Estas sanciones no son simbólicas. Responden al artículo 189.2 del Código Penal, que exige medidas adicionales cuando el delito se comete con abuso de autoridad o relación de dependencia. También se activa el Registro de Agresores Sexuales, gestionado por el Ministerio del Interior, que impedirá a Ron acceder a empleos en educación, ocio infantil o atención social.
Antecedentes: el caso se investigó tras una denuncia familiar
La investigación comenzó en diciembre de 2024, tras una denuncia presentada por los padres de la menor ante la Guardia Civil de Santiago de Compostela. Las primeras escuchas, realizadas bajo protocolo de protección infantil, revelaron una escalada de conductas: desde mensajes ambiguos hasta encuentros en domicilios particulares y en espacios públicos con intención de aislamiento. El informe pericial del Instituto de Medicina Legal de Galicia confirmó la transmisión de una infección de transmisión sexual compatible con la cronología de los hechos.
Ron fue detenido en enero de 2025 y desde entonces permaneció en prisión provisional. Su defensa intentó en varias ocasiones la libertad bajo fianza, pero el juzgado de instrucción rechazó todas las solicitudes por riesgo de fuga y de intimidación a la víctima.
El fallo marca un punto de inflexión en la justicia gallega
Este es el primer caso en Galicia en el que un excargo político y docente recibe una condena por delito continuado de agresión sexual con aplicación plena de las medidas de protección previstas en la Ley Orgánica 10/2022, de garantía integral de la libertad sexual. La norma, conocida como Ley Solo Sí es Sí, eliminó la figura del abuso sexual y exigió que los tribunales valoraran la ausencia de consentimiento como elemento central —algo que el fallo de A Coruña hace explícito al señalar la “imposibilidad de consentimiento por la edad y la asimetría de poder”.

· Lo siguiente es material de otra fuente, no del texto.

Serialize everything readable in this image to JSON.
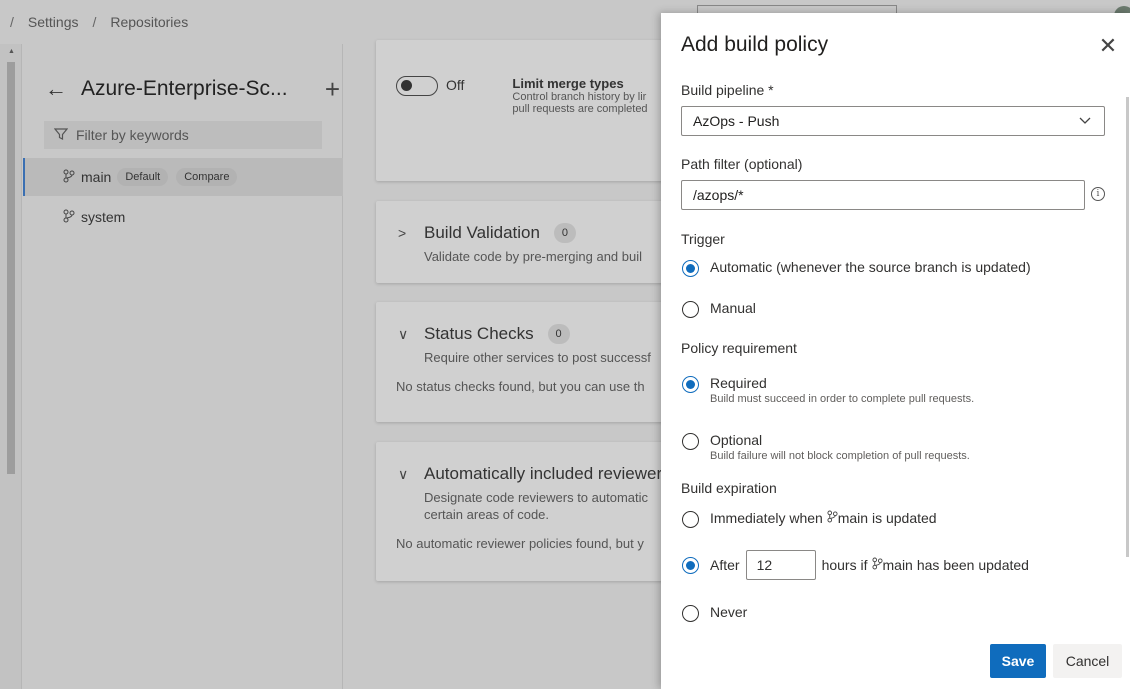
{
  "breadcrumb": {
    "items": [
      "Settings",
      "Repositories"
    ],
    "separator": "/"
  },
  "branches_panel": {
    "repo_name": "Azure-Enterprise-Sc...",
    "filter_placeholder": "Filter by keywords",
    "branches": [
      {
        "name": "main",
        "badges": [
          "Default",
          "Compare"
        ],
        "selected": true
      },
      {
        "name": "system",
        "badges": [],
        "selected": false
      }
    ]
  },
  "policies": {
    "merge_types": {
      "toggle_label": "Off",
      "title": "Limit merge types",
      "desc_line1": "Control branch history by lir",
      "desc_line2": "pull requests are completed"
    },
    "build_validation": {
      "title": "Build Validation",
      "count": "0",
      "desc": "Validate code by pre-merging and buil"
    },
    "status_checks": {
      "title": "Status Checks",
      "count": "0",
      "desc": "Require other services to post successf",
      "note": "No status checks found, but you can use th"
    },
    "reviewers": {
      "title": "Automatically included reviewer",
      "desc_line1": "Designate code reviewers to automatic",
      "desc_line2": "certain areas of code.",
      "note": "No automatic reviewer policies found, but y"
    }
  },
  "dialog": {
    "title": "Add build policy",
    "build_pipeline_label": "Build pipeline *",
    "build_pipeline_value": "AzOps - Push",
    "path_filter_label": "Path filter (optional)",
    "path_filter_value": "/azops/*",
    "trigger_label": "Trigger",
    "trigger_options": [
      {
        "label": "Automatic (whenever the source branch is updated)",
        "checked": true
      },
      {
        "label": "Manual",
        "checked": false
      }
    ],
    "requirement_label": "Policy requirement",
    "requirement_options": [
      {
        "label": "Required",
        "sub": "Build must succeed in order to complete pull requests.",
        "checked": true
      },
      {
        "label": "Optional",
        "sub": "Build failure will not block completion of pull requests.",
        "checked": false
      }
    ],
    "expiration_label": "Build expiration",
    "expiration_immediately_prefix": "Immediately when",
    "expiration_branch": "main",
    "expiration_immediately_suffix": "is updated",
    "expiration_after_prefix": "After",
    "expiration_hours": "12",
    "expiration_after_suffix": "hours if",
    "expiration_after_suffix2": "has been updated",
    "expiration_never": "Never",
    "save_label": "Save",
    "cancel_label": "Cancel",
    "accent_color": "#0f6cbd"
  }
}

La Fiscalía de Menores de Galicia destacó en sus alegatos que el caso “no es un error juvenil ni una relación consentida: es un abuso estructural que explotó la inocencia, la admiración y la indefensión de una niña”.
La comunidad educativa exige protocolos más estrictos
Tras la sentencia, sindicatos como CCOO Educación Galicia y UGT Enseñanza han pedido una revisión urgente de los protocolos de prevención en centros docentes. Denuncian que, pese a la existencia de la Guía de Actuación ante Conductas Sexuales Inapropiadas del Consello de Educación, no hay formación obligatoria ni auditorías periódicas sobre su aplicación.
Claves del asunto:
- La condena de nueve años y medio es una de las más severas impuestas en Galicia por agresión sexual a menor en contexto educativo.
- El tribunal aplicó por primera vez en la región la figura del delito continuado con todas sus consecuencias legales y de registro.
- La sentencia vincula directamente la condición docente y política de Ron con la gravedad del abuso, reforzando la responsabilidad social de los cargos públicos.
- Se activó el Registro de Agresores Sexuales, con efectos nacionales y obligatoriedad de comunicación a empleadores del sector educativo y social.
- La menor recibirá atención psicológica y jurídica gratuita durante 10 años, según el Plan Gallego de Atención Integral a Víctimas de Violencia Sexual.
El impacto trasciende lo judicial. En colegios de Pontevedra y A Coruña ya se han multiplicado las denuncias anónimas sobre conductas inadecuadas de docentes. No todas prosperan, pero sí evidencian una fractura de confianza. La sentencia de Xabier Ron no cierra un caso: abre una cuenta pendiente con la vigilancia ética del poder en las aulas.